Using laplace transforms to solve system of (two) equations

[fufufu]

Homework Statement

x' = 3x - 4y
y' = 2x + 3y

x(0) = 1
y(0) = 0

Homework Equations

y' = sY(s) - y(0)

The Attempt at a Solution

i am confused as to how to take laplace of either equation when i am left with a term i can't take the laplace of: specifically,
x' = 3x - 4y
sX(s) - 1 -3X(s) = -4Y(s)
Y(s)[s-3] - 1 = -4Y(s)

at this point i will usually solve for X(s) and then take the relevant inverse transforms. But what am i supposed to do with the Y(s)?? I know the general idea is to make this into an algebra prob of 2 equations and 2 unknowns but how do you take inv L.T. of an equation with X(s) and Y(s)?
thanks for any help.

(its same problem as here https://www.physicsforums.com/showthread.php?t=249363 but thread is closed otherwise i wouldv resurrected thread.. that worked problem helped a lot but didnt explain how to take the transforms when x's and y's are in 1 equation...thanks for any help

Homework Statement

Homework Equations

The Attempt at a Solution

 

[rock.freak667]

Taking the laplace transform of

x' = 3x - 4y
y' = 2x + 3y

will give you two equations which only consist of X(s) and Y(s) (as it is there you have dx/dy,dy/dt,x and y in the equations which aren't too helpful).

Taking the Laplace transform will give you the two equations which you can solve simultaneously to get X(s) to be in some function of s, which you can then get x(t) from. Similarly, you can get Y(s) to be some function of s and then get y(t)

 

[fufufu]

thanks for help... ok i don't know why i was having probs with Y(s)...anyway i get
Y(s) = 1/s+1
y(t) = e^-t

next solve other equation + inv L.T., then solve 2 equations 2 unknowns to get y(t) = and x(t) =?
thanks again

(also, is this the method to use for all these kinds of problems? (system of equations)?

 

[rock.freak667]

thanks for help... ok i don't know why i was having probs with Y(s)...anyway i get
Y(s) = 1/s+1
y(t) = e^-t

next solve other equation + inv L.T., then solve 2 equations 2 unknowns to get y(t) = and x(t) =?
thanks again

(also, is this the method to use for all these kinds of problems? (system of equations)?

Right so then just put back in Y(s) = 1/(s+1) and get X(s) to get x(t).

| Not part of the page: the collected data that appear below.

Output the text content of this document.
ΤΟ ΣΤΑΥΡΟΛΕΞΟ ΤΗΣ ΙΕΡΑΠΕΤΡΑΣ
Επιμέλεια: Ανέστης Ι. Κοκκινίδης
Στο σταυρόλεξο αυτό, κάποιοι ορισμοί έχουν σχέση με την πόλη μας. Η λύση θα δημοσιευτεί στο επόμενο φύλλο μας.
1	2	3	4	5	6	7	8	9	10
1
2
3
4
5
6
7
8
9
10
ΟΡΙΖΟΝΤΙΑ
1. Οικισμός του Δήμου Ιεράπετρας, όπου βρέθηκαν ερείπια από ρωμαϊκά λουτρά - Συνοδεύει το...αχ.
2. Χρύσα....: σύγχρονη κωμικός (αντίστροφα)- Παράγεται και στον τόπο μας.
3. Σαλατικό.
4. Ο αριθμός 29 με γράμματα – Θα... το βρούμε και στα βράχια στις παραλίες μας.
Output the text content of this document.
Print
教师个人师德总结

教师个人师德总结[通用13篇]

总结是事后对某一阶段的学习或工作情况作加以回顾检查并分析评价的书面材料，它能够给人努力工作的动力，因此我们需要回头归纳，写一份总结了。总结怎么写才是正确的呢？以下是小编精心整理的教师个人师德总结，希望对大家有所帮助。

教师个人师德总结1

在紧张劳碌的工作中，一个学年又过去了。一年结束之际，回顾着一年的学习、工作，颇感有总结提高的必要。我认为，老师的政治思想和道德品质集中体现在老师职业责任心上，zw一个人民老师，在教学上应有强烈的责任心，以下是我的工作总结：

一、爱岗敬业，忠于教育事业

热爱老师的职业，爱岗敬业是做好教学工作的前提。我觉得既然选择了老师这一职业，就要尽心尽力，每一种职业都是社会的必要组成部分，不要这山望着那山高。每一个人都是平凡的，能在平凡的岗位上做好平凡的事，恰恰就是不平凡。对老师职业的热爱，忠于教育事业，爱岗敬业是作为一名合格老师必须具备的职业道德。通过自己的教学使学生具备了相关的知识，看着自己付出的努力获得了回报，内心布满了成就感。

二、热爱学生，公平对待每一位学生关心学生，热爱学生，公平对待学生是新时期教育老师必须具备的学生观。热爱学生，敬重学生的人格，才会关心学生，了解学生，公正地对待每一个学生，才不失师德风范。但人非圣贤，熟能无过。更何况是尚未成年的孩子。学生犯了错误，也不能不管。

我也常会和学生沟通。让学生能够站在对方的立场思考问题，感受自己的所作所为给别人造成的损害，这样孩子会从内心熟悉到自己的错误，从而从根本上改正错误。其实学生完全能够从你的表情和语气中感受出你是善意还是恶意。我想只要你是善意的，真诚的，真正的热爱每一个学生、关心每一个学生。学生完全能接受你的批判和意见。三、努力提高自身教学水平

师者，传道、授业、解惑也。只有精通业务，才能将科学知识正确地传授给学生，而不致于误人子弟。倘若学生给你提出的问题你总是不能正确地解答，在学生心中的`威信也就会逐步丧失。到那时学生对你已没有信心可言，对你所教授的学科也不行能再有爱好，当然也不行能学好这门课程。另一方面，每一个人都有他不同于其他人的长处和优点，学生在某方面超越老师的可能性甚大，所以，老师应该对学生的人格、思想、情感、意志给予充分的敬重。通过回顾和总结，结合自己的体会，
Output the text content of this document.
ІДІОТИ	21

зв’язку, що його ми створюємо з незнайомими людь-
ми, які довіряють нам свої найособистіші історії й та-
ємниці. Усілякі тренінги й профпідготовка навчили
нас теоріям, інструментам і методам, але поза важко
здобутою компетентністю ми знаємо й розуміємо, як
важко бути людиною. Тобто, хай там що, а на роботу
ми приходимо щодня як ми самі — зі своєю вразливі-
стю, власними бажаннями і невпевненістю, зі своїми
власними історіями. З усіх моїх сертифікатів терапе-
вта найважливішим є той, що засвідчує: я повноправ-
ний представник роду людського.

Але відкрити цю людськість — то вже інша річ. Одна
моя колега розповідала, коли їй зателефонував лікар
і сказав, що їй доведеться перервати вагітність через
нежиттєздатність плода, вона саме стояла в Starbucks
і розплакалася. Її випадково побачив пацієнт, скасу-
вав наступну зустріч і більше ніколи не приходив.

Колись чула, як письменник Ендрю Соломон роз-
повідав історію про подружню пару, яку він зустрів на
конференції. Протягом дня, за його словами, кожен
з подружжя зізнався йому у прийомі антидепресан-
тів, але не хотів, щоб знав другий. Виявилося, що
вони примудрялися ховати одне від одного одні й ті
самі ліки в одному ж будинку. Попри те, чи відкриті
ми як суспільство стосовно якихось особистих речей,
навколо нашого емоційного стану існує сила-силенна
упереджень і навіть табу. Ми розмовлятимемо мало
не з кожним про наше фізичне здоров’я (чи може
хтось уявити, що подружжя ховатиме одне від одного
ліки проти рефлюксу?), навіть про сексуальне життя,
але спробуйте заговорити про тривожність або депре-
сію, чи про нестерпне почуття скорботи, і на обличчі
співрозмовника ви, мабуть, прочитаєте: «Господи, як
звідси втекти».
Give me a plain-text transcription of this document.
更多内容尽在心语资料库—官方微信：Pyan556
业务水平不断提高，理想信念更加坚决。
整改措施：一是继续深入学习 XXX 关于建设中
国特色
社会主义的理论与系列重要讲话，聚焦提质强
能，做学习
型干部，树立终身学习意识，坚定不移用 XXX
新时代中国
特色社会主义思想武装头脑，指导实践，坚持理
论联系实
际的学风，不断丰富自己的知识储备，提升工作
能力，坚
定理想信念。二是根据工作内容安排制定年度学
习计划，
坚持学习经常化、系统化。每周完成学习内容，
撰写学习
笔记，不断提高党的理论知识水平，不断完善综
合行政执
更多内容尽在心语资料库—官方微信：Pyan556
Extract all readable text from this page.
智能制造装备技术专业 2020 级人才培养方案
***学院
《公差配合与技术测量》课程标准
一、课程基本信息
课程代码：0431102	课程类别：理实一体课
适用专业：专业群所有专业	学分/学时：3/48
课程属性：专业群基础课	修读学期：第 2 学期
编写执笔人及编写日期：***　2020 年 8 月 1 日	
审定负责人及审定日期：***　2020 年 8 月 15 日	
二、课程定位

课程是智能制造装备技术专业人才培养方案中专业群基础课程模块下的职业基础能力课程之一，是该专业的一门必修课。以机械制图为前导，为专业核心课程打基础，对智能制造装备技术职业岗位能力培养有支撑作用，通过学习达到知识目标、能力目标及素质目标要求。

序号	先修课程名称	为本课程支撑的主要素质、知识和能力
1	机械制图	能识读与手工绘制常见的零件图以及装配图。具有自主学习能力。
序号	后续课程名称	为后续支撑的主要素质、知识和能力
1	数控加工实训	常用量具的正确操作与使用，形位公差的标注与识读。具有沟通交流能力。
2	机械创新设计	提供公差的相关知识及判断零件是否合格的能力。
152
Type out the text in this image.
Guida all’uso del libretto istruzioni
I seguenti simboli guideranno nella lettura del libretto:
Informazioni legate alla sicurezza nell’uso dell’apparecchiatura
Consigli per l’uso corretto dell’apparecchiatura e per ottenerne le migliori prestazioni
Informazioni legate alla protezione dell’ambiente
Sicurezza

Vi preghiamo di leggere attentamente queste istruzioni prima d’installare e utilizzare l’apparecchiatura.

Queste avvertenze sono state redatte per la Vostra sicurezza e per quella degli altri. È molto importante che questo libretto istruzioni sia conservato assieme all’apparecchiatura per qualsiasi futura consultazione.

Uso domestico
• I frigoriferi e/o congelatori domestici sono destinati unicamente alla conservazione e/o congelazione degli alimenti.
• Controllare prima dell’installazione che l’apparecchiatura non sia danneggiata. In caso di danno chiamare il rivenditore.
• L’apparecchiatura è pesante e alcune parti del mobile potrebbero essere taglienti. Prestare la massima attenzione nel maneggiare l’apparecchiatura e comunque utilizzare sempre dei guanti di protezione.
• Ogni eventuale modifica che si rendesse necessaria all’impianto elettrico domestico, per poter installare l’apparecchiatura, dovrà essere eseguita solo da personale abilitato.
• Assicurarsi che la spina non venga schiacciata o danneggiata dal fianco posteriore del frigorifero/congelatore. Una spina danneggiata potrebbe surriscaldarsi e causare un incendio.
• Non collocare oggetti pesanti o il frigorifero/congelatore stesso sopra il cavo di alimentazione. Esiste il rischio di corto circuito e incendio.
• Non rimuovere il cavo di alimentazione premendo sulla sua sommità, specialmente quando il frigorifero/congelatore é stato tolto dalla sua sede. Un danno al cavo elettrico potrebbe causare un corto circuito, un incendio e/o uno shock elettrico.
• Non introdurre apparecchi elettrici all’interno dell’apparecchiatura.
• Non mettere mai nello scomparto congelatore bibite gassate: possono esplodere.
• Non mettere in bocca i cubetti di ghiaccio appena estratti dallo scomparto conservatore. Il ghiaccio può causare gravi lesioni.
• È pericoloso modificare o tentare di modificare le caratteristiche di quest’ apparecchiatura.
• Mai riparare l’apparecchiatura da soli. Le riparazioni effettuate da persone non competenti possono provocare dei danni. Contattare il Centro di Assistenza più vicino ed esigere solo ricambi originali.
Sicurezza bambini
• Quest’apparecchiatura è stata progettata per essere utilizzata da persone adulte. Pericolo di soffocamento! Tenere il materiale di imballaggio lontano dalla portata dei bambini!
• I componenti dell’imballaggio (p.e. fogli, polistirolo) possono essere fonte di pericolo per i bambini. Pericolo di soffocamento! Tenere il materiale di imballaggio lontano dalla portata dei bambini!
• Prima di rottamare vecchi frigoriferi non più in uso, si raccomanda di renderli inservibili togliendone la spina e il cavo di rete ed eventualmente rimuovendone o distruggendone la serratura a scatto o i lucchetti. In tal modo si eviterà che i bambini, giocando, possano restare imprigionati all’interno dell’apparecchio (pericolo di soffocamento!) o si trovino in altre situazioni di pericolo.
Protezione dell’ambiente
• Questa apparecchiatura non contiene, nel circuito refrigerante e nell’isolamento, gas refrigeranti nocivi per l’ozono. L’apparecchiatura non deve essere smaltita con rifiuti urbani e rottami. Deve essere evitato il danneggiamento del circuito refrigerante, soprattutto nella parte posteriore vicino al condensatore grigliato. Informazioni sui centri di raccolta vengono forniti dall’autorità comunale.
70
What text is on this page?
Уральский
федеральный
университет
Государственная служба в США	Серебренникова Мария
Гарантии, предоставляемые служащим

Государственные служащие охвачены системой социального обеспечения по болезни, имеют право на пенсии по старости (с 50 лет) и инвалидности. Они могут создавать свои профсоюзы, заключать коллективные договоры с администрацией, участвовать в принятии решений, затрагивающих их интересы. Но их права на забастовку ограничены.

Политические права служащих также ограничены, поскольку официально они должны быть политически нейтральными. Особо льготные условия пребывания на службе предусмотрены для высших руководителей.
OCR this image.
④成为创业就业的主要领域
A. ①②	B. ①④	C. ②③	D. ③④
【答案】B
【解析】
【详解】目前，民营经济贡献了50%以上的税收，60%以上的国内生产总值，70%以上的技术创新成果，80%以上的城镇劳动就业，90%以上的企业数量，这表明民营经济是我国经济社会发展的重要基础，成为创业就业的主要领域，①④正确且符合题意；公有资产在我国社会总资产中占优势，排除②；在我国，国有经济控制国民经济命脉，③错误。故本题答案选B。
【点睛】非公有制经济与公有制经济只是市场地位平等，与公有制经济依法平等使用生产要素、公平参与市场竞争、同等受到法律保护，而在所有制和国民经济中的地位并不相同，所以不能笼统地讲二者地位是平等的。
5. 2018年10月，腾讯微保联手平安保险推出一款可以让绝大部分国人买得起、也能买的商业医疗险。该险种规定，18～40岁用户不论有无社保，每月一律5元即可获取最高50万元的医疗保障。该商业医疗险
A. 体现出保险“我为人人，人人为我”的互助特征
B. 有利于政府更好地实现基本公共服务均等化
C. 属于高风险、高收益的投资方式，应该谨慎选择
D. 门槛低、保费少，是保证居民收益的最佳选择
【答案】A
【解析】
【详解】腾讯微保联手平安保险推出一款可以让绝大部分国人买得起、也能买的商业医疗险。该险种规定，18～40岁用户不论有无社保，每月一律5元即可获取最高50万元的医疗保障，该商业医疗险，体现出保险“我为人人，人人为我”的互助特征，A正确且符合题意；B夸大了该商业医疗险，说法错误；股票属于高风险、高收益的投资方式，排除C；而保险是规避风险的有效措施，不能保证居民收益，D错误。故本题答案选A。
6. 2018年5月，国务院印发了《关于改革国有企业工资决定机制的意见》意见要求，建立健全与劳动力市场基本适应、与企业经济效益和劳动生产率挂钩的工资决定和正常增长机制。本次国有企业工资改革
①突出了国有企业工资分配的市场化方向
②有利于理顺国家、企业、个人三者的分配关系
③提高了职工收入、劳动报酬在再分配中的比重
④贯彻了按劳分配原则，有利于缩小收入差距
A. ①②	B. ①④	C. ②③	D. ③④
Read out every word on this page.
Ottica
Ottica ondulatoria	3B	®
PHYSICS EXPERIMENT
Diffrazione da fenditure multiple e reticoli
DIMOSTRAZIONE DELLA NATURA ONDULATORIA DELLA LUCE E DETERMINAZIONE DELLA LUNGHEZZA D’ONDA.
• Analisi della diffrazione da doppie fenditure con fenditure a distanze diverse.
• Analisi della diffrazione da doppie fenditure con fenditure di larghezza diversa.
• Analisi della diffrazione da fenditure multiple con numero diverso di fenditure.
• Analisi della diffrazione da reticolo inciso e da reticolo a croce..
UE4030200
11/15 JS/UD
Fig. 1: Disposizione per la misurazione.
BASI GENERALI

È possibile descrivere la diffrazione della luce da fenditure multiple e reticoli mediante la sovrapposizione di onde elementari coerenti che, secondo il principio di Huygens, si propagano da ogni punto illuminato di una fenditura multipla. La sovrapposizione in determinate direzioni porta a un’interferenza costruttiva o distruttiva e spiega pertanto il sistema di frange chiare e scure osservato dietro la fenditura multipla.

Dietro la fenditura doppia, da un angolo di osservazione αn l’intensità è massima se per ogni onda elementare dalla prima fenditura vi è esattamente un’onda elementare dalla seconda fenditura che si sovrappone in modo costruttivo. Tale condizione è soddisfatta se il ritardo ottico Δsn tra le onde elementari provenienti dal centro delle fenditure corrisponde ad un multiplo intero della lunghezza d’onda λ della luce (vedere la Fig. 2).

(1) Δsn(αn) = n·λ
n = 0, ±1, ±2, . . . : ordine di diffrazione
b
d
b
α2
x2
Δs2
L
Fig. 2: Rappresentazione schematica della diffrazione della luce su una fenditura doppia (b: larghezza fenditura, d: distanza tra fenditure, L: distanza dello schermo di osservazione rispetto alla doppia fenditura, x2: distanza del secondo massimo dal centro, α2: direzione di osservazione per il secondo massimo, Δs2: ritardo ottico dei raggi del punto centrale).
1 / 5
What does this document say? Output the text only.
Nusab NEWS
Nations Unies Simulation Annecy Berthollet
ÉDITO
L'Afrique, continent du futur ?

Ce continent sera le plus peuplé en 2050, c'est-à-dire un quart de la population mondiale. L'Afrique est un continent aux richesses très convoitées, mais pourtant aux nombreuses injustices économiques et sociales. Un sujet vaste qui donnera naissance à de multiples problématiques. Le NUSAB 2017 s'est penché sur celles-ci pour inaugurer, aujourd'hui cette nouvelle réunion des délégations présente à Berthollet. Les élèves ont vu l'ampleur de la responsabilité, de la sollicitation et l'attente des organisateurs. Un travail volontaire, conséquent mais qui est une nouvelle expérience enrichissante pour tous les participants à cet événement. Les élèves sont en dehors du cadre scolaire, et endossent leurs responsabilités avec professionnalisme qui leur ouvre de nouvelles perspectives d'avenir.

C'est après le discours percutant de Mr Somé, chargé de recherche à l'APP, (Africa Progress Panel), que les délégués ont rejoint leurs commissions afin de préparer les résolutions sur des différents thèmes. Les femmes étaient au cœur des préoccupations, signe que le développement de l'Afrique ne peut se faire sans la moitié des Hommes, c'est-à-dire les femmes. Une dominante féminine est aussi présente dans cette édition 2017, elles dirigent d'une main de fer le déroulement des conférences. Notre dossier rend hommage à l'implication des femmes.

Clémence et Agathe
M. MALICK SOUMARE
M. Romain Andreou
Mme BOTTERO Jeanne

Usually this method will work as you have the initial conditions.

 

[fufufu]

thanks for the help..
What form should the solution be in?
i just need to know if i am combining the equations correctly.. here's what i did:

x' = 3x - 4y...1
y' = 2x + 3y....2

solved for X(s) in 1
X(s) = -4Y(s)(1/s-3) + 1/s-3

took inverse L.T. of X(s)
x(t) = -4Y(s)(e^3t) + e^3t

inserted X(s) into #2
Y(s) = 2/(s-3)(s-3)^2 + 8

took inverse L.T. of Y(s)
y(t) = 2e^3t + (2/root8)e^3tsin(root8t)

plugged y(t) into x(t) equation:
x(t) = -8e^6t - 8/root8e^6tsin(root8t) + e^3t

so should the answer be in the form x(t) = and y(t) = ..or should it be one equation? thanks again

 

[rock.freak667]

It would be in the form of two equations as that is how your equations were in the beginning.